On Sunday, I spent the afternoon there with my 6 yr old. She apparently captured many hearts. She was armed with a pad of paper and some markers. She proudly walked around with a wine glass full of strawberries and mints, schmoozing with everyone. At the end of the night, she took her supplies into the room where my art was. There was Lakewood 2 on the wall with a sold sticker on it. Since I wasn't taking it home, she decided to quickly sketch it out for herself. TOO CUTE. She bent over her book, popping her head up and down to look back at the original. She put in the sky, the trees, and then 42 yellow flowers into the foreground. She told everyone "because I counted and mama had 42 stitched bumps in the field." And there's me... no camera. Of course. :(
My daughter gushed over Ric Pollack's found object sculptures. She wrote in the guest register: RIC IS COOL. Then she spied the little sheep he made set up on a pedestal. "Oh mama look! Please can you buy it for me!? Oh I love the little sheep!!!" she begged. I knelt down and slowly pulled the one out of my purse that I had just purchased. I whispered, "this is for you." Well... tears welled up in her eyes and she held me so tight. "This is the best day ever!" she cried. And like, she was actually crying.

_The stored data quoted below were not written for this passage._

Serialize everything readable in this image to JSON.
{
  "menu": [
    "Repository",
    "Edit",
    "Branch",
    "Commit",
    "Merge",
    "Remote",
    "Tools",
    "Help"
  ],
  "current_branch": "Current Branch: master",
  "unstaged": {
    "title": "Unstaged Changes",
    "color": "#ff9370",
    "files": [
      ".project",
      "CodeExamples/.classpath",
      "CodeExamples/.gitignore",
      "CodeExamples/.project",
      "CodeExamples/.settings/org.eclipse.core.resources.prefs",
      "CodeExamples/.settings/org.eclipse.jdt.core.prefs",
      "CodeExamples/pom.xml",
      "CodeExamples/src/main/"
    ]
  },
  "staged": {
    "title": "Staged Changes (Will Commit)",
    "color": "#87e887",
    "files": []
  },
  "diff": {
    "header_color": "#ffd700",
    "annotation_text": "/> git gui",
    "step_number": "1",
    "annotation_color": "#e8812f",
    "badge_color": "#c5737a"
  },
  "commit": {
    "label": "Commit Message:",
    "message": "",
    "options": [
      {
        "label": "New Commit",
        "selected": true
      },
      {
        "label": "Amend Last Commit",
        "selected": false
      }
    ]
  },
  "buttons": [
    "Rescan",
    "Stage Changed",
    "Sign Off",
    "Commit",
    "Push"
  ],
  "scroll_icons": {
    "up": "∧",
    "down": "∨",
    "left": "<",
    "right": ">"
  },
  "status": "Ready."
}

Buying a piece of art that affects you to that extent really is a heartfelt and happy moment. I hope Ric reads this. As an art owner, I totally understand my daughter's excitement. As an art producer, it's really incredible to be on the other side and see how your work affects people. It changes my life when I see someone hold my work in their arms and watch the appreciation on their face. It's a moment where no one ever has the right words, and a moment where both people are saying thank you to each other.
|Me and Painter Nicki Ault at The Mix Friday night.|
It really hits home about how important art is in society. This morning on CBC they said how art is no less important than sports when it comes to community enrichment. I get that. I totally get that. So - now for the "down" part of the post. The art community is rocked / crushed / devastated as their main haven and campus at Kenderdine / Emma Lake has been closed by the University due to deficit. I was told that they they have a huge debt from building a new facility for the College of Medicine that never got funding from the government. Regardless of the reason, it is just wrong. I can't image this little bunch of cabins in the bush would be burdening financially to a huge university. I'm not really in the loop and have never made it to Kenderdine Campus myself, but I have seen the art and collaborations that have come out of that place. Let me tell you - it was a HUB of creativity and learning for thousands of artists in the province and beyond. You will know which ones they are because most have tears in their eyes. So with that, I'll send you off to Nicki's blog to read more about it.
Sorry to leave you on a sad note. It's pretty crushing. Art isn't just a past time. It's much, much deeper than that.